Notre Dame de Rouen. The façade of the Gothic Church in France. Photographer: Hippo1947. Licence: SHUTTERSTOCK.

Thursday 2 November 2023

All Souls’ Day. 2 November. “The Liturgical Year”. By: Abbot Guéranger, O.S.B.



“The Day Of The Dead”
Artist: William-Adolphe Bouguereau (1825–1905).
Date: 1859.
(Wikimedia Commons)


Text from “The Liturgical Year”.
By: Abbot Guéranger, O.S.B.
   Volume 15.
   Time After Pentecost.
   Book VI.

“We will not have you ignorant, brethren, concerning them that are asleep, that you be not sorrowful, even as others who have no hope.” [I Thess. iv. 13]

The Church today has the same desire as the Apostle thus expressed to the first Christians. The truth concerning the dead not only proves admirably the union between God’s justice and His goodness; it also inspires a charitable pity which the hardest heart cannot resist, and, at the same time, offers to the mourners the sweetest consolation.

If faith teaches us the existence of a Purgatory, where our loved ones may be detained by unexpiated sin, it is also of faith that we are able to assist them; and Theology assures us that their more or less speedy deliverance lies in our power.



Let us call to mind a few principles which throw light on this doctrine. Every sin causes a two-fold injury to the sinner: It stains his Soul, and renders him liable to punishment.

Venial sin, which displeases God, requires a temporal expiation. Mortal sin deforms the Soul, and makes the guilty man an abomination to God: Its punishment cannot be anything less than eternal banishment, unless the sinner, in this life, prevent the final and irrevocable sentence.

But, even then, the remission of guilt, even though it revokes the sentence of damnation, does not cancel the whole debt.



Although an extraordinary overflow of Grace upon the prodigal may sometimes, as is always the case with regard to Baptism and Martyrdom, bury every remnant and vestige of sin in the abyss of Divine oblivion; yet it is the ordinary rule that, for every fault, satisfaction must be made to God’s justice, either in this World or in the next.

On the other hand, every supernatural act of virtue brings a double profit to the Just Man: It merits for his Soul a fresh degree of Grace; and it makes satisfaction for past faults, in exact proportion to the value, in God’s sight, of that labour, privation, or trial accepted, or that voluntary suffering endured, by one of the members of His Beloved Son.

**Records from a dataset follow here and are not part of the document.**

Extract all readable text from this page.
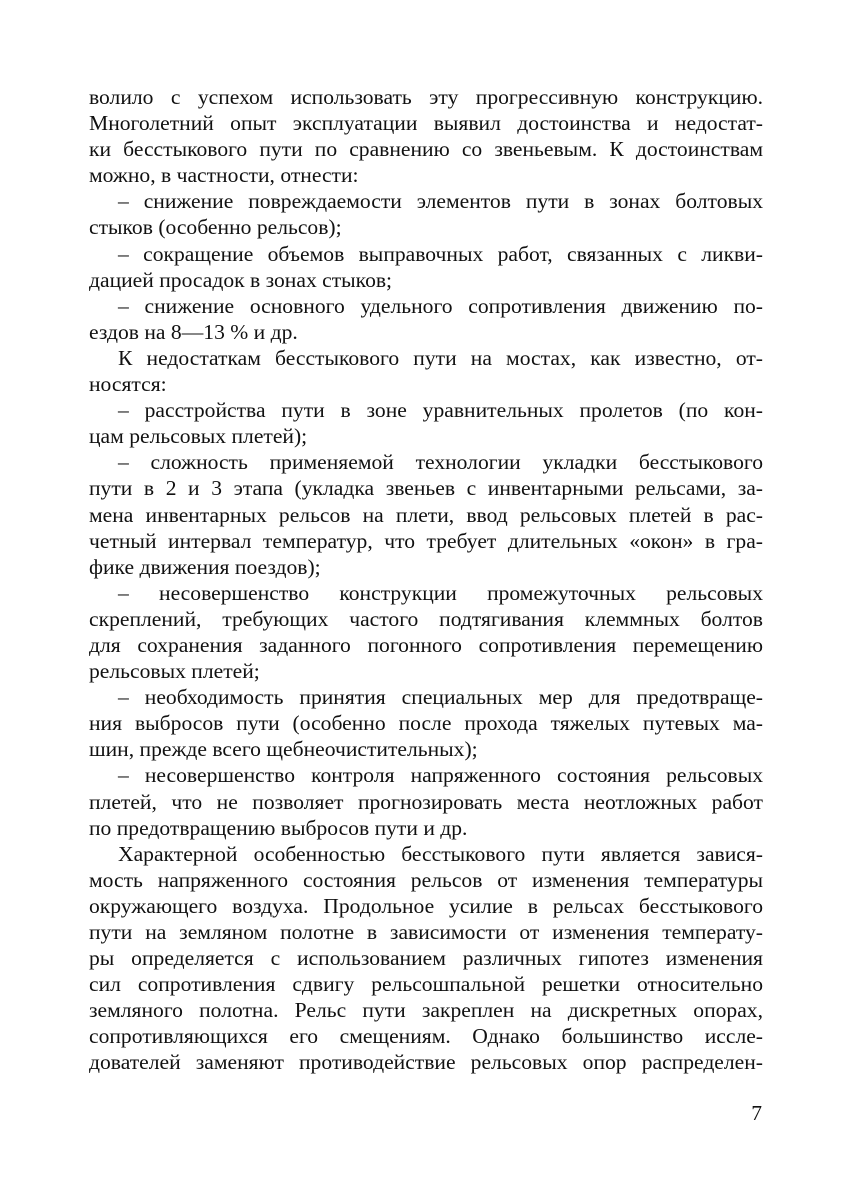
волило с успехом использовать эту прогрессивную конструкцию.
Многолетний опыт эксплуатации выявил достоинства и недостат-
ки бесстыкового пути по сравнению со звеньевым. К достоинствам
можно, в частности, отнести:
– снижение повреждаемости элементов пути в зонах болтовых
стыков (особенно рельсов);
– сокращение объемов выправочных работ, связанных с ликви-
дацией просадок в зонах стыков;
– снижение основного удельного сопротивления движению по-
ездов на 8—13 % и др.
К недостаткам бесстыкового пути на мостах, как известно, от-
носятся:
– расстройства пути в зоне уравнительных пролетов (по кон-
цам рельсовых плетей);
– сложность применяемой технологии укладки бесстыкового
пути в 2 и 3 этапа (укладка звеньев с инвентарными рельсами, за-
мена инвентарных рельсов на плети, ввод рельсовых плетей в рас-
четный интервал температур, что требует длительных «окон» в гра-
фике движения поездов);
– несовершенство конструкции промежуточных рельсовых
скреплений, требующих частого подтягивания клеммных болтов
для сохранения заданного погонного сопротивления перемещению
рельсовых плетей;
– необходимость принятия специальных мер для предотвраще-
ния выбросов пути (особенно после прохода тяжелых путевых ма-
шин, прежде всего щебнеочистительных);
– несовершенство контроля напряженного состояния рельсовых
плетей, что не позволяет прогнозировать места неотложных работ
по предотвращению выбросов пути и др.
Характерной особенностью бесстыкового пути является завися-
мость напряженного состояния рельсов от изменения температуры
окружающего воздуха. Продольное усилие в рельсах бесстыкового
пути на земляном полотне в зависимости от изменения температу-
ры определяется с использованием различных гипотез изменения
сил сопротивления сдвигу рельсошпальной решетки относительно
земляного полотна. Рельс пути закреплен на дискретных опорах,
сопротивляющихся его смещениям. Однако большинство иссле-
дователей заменяют противодействие рельсовых опор распределен-
7
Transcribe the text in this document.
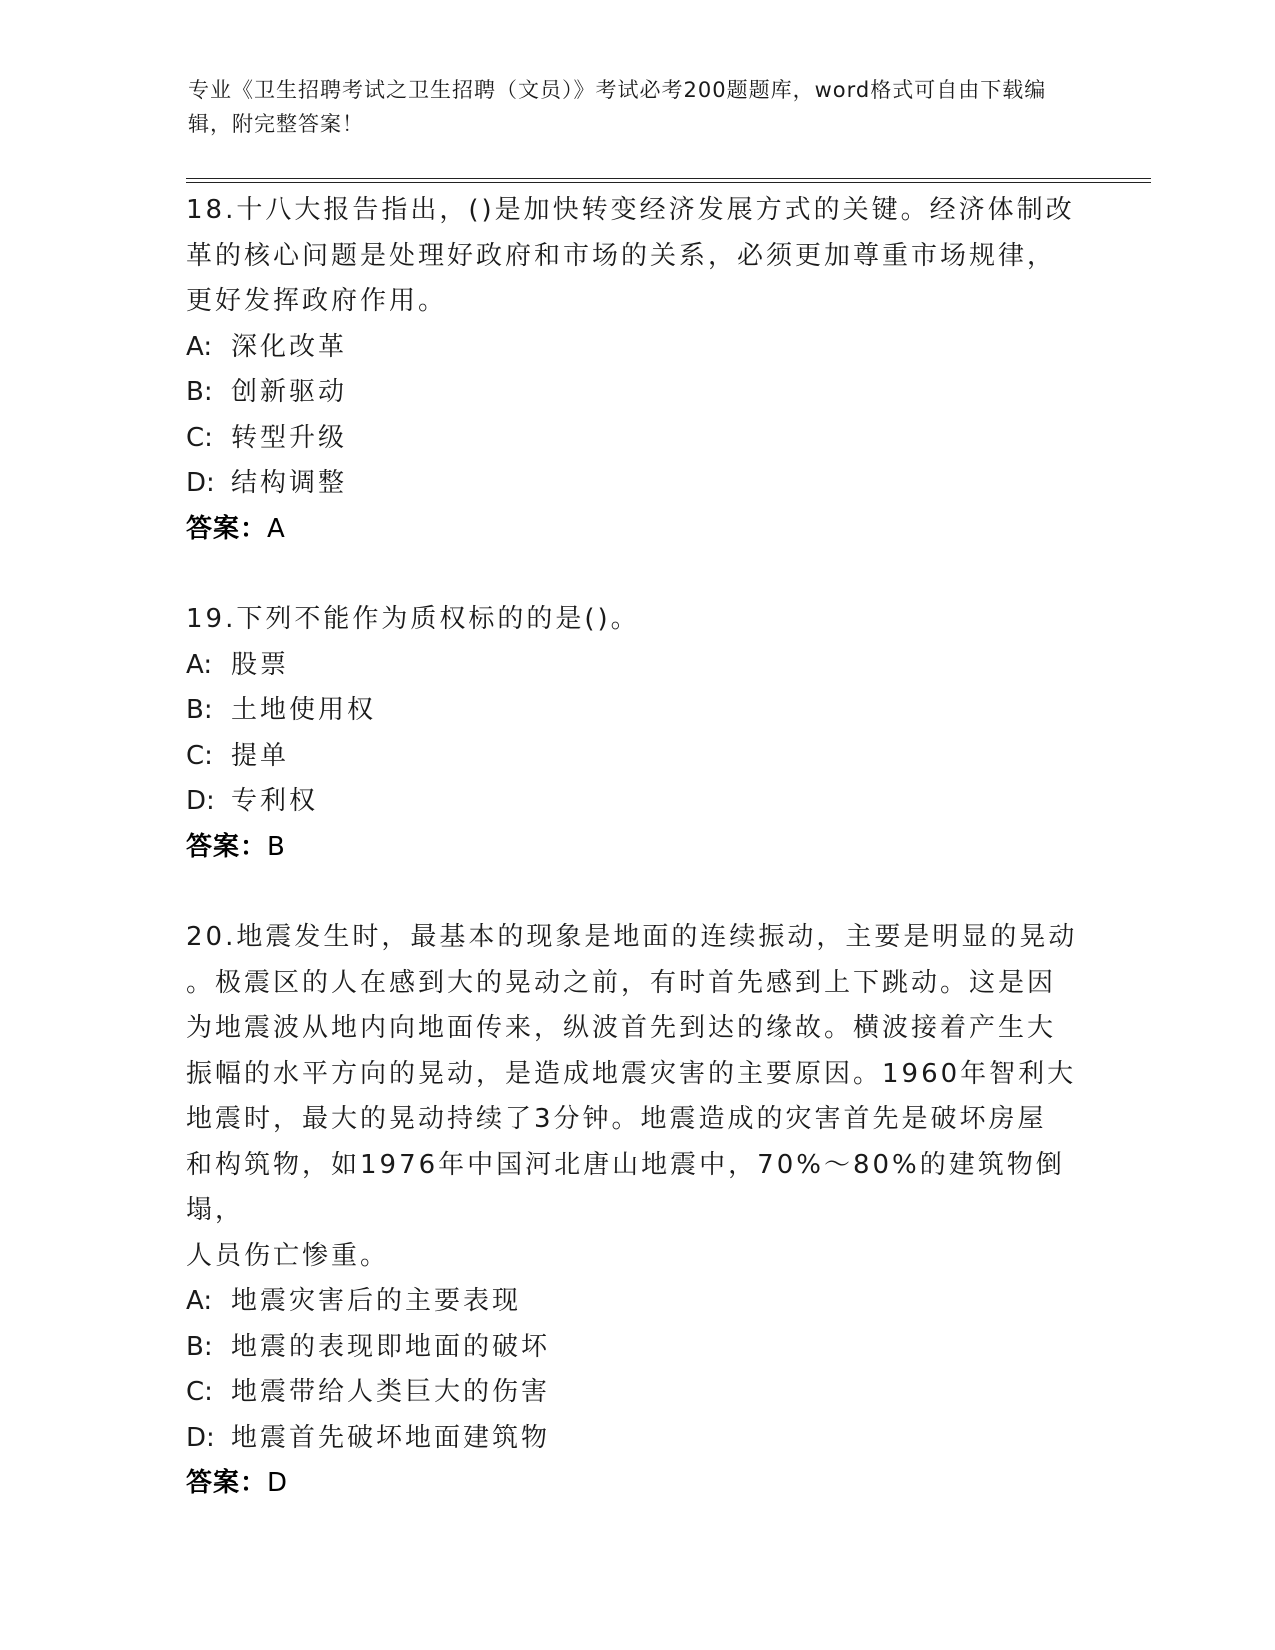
专业《卫生招聘考试之卫生招聘（文员）》考试必考200题题库，word格式可自由下载编辑，附完整答案！

18.十八大报告指出，()是加快转变经济发展方式的关键。经济体制改

革的核心问题是处理好政府和市场的关系，必须更加尊重市场规律，

更好发挥政府作用。

A: 深化改革
B: 创新驱动
C: 转型升级
D: 结构调整

答案：A

19.下列不能作为质权标的的是()。

A: 股票
B: 土地使用权
C: 提单
D: 专利权

答案：B

20.地震发生时，最基本的现象是地面的连续振动，主要是明显的晃动

。极震区的人在感到大的晃动之前，有时首先感到上下跳动。这是因

为地震波从地内向地面传来，纵波首先到达的缘故。横波接着产生大

振幅的水平方向的晃动，是造成地震灾害的主要原因。1960年智利大

地震时，最大的晃动持续了3分钟。地震造成的灾害首先是破坏房屋

和构筑物，如1976年中国河北唐山地震中，70%～80%的建筑物倒塌，

人员伤亡惨重。

A: 地震灾害后的主要表现
B: 地震的表现即地面的破坏
C: 地震带给人类巨大的伤害
D: 地震首先破坏地面建筑物

答案：D
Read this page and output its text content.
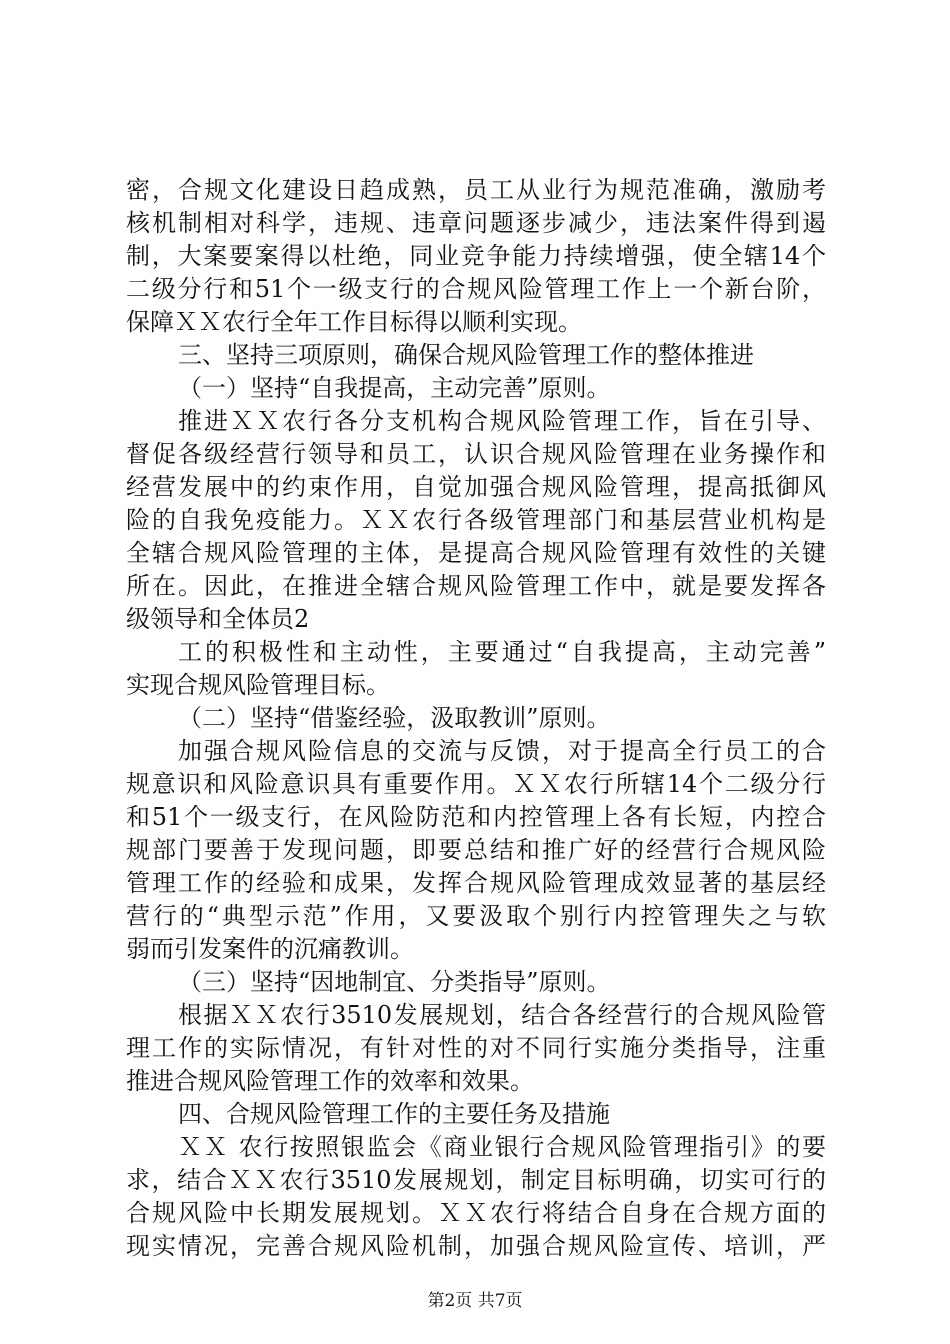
密，合规文化建设日趋成熟，员工从业行为规范准确，激励考
核机制相对科学，违规、违章问题逐步减少，违法案件得到遏
制，大案要案得以杜绝，同业竞争能力持续增强，使全辖14个
二级分行和51个一级支行的合规风险管理工作上一个新台阶，
保障ＸＸ农行全年工作目标得以顺利实现。
三、坚持三项原则，确保合规风险管理工作的整体推进
（一）坚持“自我提高，主动完善”原则。
推进ＸＸ农行各分支机构合规风险管理工作，旨在引导、
督促各级经营行领导和员工，认识合规风险管理在业务操作和
经营发展中的约束作用，自觉加强合规风险管理，提高抵御风
险的自我免疫能力。ＸＸ农行各级管理部门和基层营业机构是
全辖合规风险管理的主体，是提高合规风险管理有效性的关键
所在。因此，在推进全辖合规风险管理工作中，就是要发挥各
级领导和全体员2
工的积极性和主动性，主要通过“自我提高，主动完善”
实现合规风险管理目标。
（二）坚持“借鉴经验，汲取教训”原则。
加强合规风险信息的交流与反馈，对于提高全行员工的合
规意识和风险意识具有重要作用。ＸＸ农行所辖14个二级分行
和51个一级支行，在风险防范和内控管理上各有长短，内控合
规部门要善于发现问题，即要总结和推广好的经营行合规风险
管理工作的经验和成果，发挥合规风险管理成效显著的基层经
营行的“典型示范”作用，又要汲取个别行内控管理失之与软
弱而引发案件的沉痛教训。
（三）坚持“因地制宜、分类指导”原则。
根据ＸＸ农行3510发展规划，结合各经营行的合规风险管
理工作的实际情况，有针对性的对不同行实施分类指导，注重
推进合规风险管理工作的效率和效果。
四、合规风险管理工作的主要任务及措施
ＸＸ 农行按照银监会《商业银行合规风险管理指引》的要
求，结合ＸＸ农行3510发展规划，制定目标明确，切实可行的
合规风险中长期发展规划。ＸＸ农行将结合自身在合规方面的
现实情况，完善合规风险机制，加强合规风险宣传、培训，严
第2页 共7页
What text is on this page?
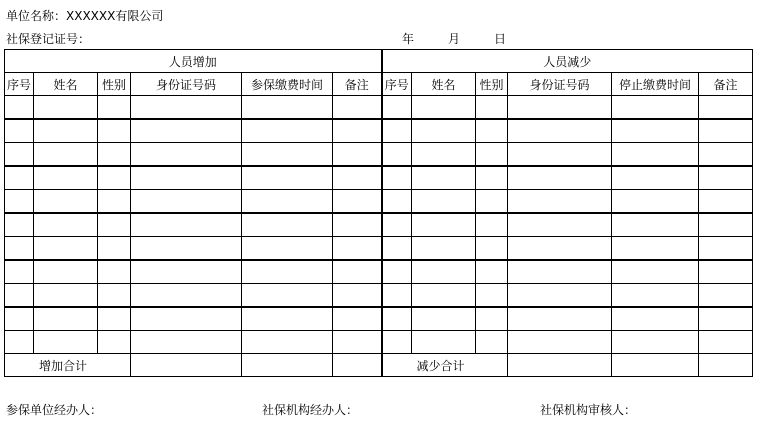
单位名称：XXXXXX有限公司
社保登记证号：	年	月	日
人员增加						人员减少					
序号	姓名	性别	身份证号码	参保缴费时间	备注	序号	姓名	性别	身份证号码	停止缴费时间	备注

增加合计						减少合计					
参保单位经办人：	社保机构经办人：	社保机构审核人：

Now, whereas merit is a personal acquisition and cannot be transferred to others, satisfaction may be vicarious; God is willing to accept it in payment of another’s debt, whether the recipient of the boon be in this World or in the next, provided only that he be united by Grace to the Mystical Body of Our Lord, which is one in Charity.



This is a consequence of the mystery of The Communion of Saints, as Suarez explains in his treatise on suffrages. Appealing to the authority of the greatest and most ancient princes of science, and discussing the objections and restrictions since proposed by others, the illustrious theologian does not hesitate to formulate this conclusion, with regard to the suffering Souls in particular: “I believe that this satisfaction of the living for the dead is a matter of simple justice, and that it is infallibly accepted with its full value, and according to the intention of him who applies it.

“Thus, for instance, if the satisfaction I make would, if kept for myself, avail me in strict justice for the remission of four degrees of Purgatory, it will remit exactly the same amount to the Soul for whom I choose to offer it.”